During this same time, Miller was committed to creating cooperative housing as a refuge for people with mental illnesses. As she had struggled with depression herself, Miller wanted to establish a natural sanctuary where people could recuperate and relax. She owned property on Mount Kaukau and developed plans to build five homes for this purpose on Simla Crescent in Khandallah. She formed the Collaborative Housing Society in the 1970s and applied numerous times for a permit to develop the properties. The government was unfavourable to cooperative housing at the time and neighbours opposed the development, fearing problems with the proposed residents. Miller owned other properties in Christchurch and Kelburn. In 1980, she sold the Kelburn property with the intent of using the proceeds to establish a housing cooperative. In 1988, the Wellington City Council rejected the housing proposal but allowed the area to be rezoned to prevent development.

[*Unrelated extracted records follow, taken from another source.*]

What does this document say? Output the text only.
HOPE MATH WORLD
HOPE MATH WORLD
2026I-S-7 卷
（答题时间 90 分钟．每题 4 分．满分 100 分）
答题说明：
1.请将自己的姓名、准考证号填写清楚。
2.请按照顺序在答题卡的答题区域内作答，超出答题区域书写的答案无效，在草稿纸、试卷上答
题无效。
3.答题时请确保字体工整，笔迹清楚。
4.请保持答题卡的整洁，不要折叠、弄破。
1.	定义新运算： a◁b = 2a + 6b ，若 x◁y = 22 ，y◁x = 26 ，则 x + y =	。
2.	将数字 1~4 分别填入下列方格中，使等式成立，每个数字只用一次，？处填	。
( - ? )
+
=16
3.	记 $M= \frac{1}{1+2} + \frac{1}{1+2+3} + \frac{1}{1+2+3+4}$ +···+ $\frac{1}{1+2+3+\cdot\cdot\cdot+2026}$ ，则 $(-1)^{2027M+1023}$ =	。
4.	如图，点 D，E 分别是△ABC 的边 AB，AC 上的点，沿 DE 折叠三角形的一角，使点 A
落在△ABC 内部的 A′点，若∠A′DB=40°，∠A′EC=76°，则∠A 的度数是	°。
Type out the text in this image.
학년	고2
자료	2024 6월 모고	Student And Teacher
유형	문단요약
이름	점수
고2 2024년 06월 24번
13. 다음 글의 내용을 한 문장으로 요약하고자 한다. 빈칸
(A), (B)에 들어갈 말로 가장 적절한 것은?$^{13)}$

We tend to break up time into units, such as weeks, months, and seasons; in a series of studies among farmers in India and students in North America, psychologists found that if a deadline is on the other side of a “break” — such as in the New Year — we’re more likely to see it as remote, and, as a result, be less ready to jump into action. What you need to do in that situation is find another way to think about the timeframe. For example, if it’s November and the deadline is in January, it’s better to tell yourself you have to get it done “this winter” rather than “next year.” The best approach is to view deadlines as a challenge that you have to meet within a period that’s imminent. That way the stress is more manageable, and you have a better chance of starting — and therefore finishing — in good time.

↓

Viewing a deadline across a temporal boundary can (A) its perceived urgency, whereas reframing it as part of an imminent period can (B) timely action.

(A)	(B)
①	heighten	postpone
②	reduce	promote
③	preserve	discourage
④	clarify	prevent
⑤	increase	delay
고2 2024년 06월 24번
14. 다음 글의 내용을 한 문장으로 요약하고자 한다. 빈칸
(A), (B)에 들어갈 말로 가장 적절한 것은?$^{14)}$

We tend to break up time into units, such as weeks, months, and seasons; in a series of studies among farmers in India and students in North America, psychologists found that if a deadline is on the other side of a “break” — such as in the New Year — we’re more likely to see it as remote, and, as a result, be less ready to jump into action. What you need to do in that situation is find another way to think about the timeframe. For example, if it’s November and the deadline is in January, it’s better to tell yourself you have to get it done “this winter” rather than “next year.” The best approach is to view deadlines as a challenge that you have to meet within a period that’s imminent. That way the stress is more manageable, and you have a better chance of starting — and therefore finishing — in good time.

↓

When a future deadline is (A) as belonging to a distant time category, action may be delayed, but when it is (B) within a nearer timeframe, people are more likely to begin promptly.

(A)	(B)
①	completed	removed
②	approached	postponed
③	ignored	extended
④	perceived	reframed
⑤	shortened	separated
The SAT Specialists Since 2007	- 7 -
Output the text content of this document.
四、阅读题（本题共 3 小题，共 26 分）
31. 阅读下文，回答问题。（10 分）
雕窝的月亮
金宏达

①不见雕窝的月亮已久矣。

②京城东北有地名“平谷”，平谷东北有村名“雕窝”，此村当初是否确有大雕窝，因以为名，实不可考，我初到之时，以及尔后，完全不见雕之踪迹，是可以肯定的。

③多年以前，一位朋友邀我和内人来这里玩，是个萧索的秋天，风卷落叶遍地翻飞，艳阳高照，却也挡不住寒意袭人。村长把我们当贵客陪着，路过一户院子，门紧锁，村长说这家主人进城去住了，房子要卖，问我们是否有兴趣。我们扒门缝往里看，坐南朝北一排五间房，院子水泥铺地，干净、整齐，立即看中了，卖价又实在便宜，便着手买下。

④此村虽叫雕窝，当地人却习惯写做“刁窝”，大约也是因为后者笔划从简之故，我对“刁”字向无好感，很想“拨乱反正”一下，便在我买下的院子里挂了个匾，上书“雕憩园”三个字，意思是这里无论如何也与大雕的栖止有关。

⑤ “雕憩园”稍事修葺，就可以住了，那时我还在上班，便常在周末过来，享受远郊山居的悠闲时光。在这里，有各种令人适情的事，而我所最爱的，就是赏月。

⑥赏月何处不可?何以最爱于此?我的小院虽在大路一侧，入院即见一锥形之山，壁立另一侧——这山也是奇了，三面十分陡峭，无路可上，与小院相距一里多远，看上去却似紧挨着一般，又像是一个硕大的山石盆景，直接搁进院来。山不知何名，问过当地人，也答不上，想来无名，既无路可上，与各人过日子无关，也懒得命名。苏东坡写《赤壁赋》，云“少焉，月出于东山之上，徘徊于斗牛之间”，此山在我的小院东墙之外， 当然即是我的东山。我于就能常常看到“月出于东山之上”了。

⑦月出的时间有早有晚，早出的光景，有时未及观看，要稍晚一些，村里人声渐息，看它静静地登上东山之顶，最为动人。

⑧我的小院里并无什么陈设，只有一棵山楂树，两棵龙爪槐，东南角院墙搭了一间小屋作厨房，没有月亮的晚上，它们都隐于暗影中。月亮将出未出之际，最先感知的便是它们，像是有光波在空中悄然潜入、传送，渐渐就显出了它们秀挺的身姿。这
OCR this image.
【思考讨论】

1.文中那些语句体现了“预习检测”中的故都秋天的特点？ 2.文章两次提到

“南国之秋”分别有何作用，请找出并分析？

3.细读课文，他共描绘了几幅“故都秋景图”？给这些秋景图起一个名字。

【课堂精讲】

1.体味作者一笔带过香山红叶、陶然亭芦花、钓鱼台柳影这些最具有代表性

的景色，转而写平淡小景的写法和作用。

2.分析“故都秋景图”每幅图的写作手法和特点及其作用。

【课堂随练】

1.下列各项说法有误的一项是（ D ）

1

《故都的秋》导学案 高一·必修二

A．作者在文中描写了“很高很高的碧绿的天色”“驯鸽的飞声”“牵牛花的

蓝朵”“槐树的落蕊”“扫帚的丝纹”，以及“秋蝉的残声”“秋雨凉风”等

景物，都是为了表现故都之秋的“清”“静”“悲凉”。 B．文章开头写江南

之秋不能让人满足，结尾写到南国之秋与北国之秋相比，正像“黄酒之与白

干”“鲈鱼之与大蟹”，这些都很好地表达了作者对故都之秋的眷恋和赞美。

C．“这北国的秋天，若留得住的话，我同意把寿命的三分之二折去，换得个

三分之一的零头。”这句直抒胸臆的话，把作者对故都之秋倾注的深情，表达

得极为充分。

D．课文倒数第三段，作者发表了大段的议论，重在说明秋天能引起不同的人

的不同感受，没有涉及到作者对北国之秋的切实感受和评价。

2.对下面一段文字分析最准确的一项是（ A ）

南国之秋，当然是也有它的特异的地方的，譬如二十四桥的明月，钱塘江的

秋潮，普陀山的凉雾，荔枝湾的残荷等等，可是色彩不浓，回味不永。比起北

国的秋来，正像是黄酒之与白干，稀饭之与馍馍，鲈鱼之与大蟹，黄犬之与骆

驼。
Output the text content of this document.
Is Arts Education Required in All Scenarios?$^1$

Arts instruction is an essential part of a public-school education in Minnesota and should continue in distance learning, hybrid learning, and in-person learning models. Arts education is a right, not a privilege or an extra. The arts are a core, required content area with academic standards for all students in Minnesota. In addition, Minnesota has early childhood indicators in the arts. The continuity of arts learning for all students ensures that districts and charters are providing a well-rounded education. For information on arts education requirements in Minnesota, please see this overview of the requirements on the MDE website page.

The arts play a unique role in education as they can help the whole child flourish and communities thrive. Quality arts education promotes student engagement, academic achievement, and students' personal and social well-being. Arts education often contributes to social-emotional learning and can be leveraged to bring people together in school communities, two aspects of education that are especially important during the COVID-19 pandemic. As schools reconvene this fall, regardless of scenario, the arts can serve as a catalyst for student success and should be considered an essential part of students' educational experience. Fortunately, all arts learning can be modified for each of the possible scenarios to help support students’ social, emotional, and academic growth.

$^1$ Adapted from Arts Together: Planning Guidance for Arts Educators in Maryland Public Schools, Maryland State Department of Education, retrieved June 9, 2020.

In 1980, the Collaborative Housing Society reorganized as the View Road Park Society and began working on development of a park. This organisation lent money to develop the View Road South Headland Reserve, aiming to create a nature preserve, recreational green space, and sanctuary for recovery from mental illness. In 1981, the View Road Park Society secured approval from the Wellington City Council to establish a park on 9.3 hectares of land located on a ridge overlooking Houghton Bay on one side and Lyall Bay on the other. The city leased the property at peppercorn rental rates to the society for a ten-year term. At the time the reserve was acquired, it was overgrown with gorse. Miller focused on planting trees and native plants and bushes on the site. Though the lease expired in 1991, the Wellington City Council has allowed a month by month rental to continue.

In 1985, Miller built a small house on the site of the park, which she named the Alice Krebs Lodge. The structure was built in the traditional kiwi bach holiday home style. The thirty square metre building is made of timber and supported by timber pilings because of the steep grade of the site. It is a utilitarian cottage with few amenities, although it is connected to the city's electrical, sewage, and water systems. The interior contains a bathroom, bedroom, kitchen alcove, and living room. Miller lived in the structure until 1990 and since she vacated it, it has primarily been used as a seasonal residence for caretakers of the park, or a retreat for those seeking mental and physical solace.

==Death and legacy==
Miller died on 19 June 1994 in Wellington and her funeral followed on 23 June from the St Peter's Church on Willis Street. At her death, she was remembered as one of the leaders of New Zealand's conservation movement and as a staunch advocate of promoting peace, cooperative housing, and care for people with mental illnesses. In 2007, the Kae Miller Trust was established by the Te Rae Kaihau Restoration Group to honour Miller's work in founding the reserve and continue her protection of the environment there. In both 2002 and 2009, the Wellington City Council proposed changing the designation of the site from a recreational reserve to a type B scenic reserve to give greater protection to its unique coastal environment and cultural heritage value. The Te Rae Kaihau Restoration Group established a care-taking plan for the reserve in 2010 with a five-year model for monitoring, restoration, and review of the site.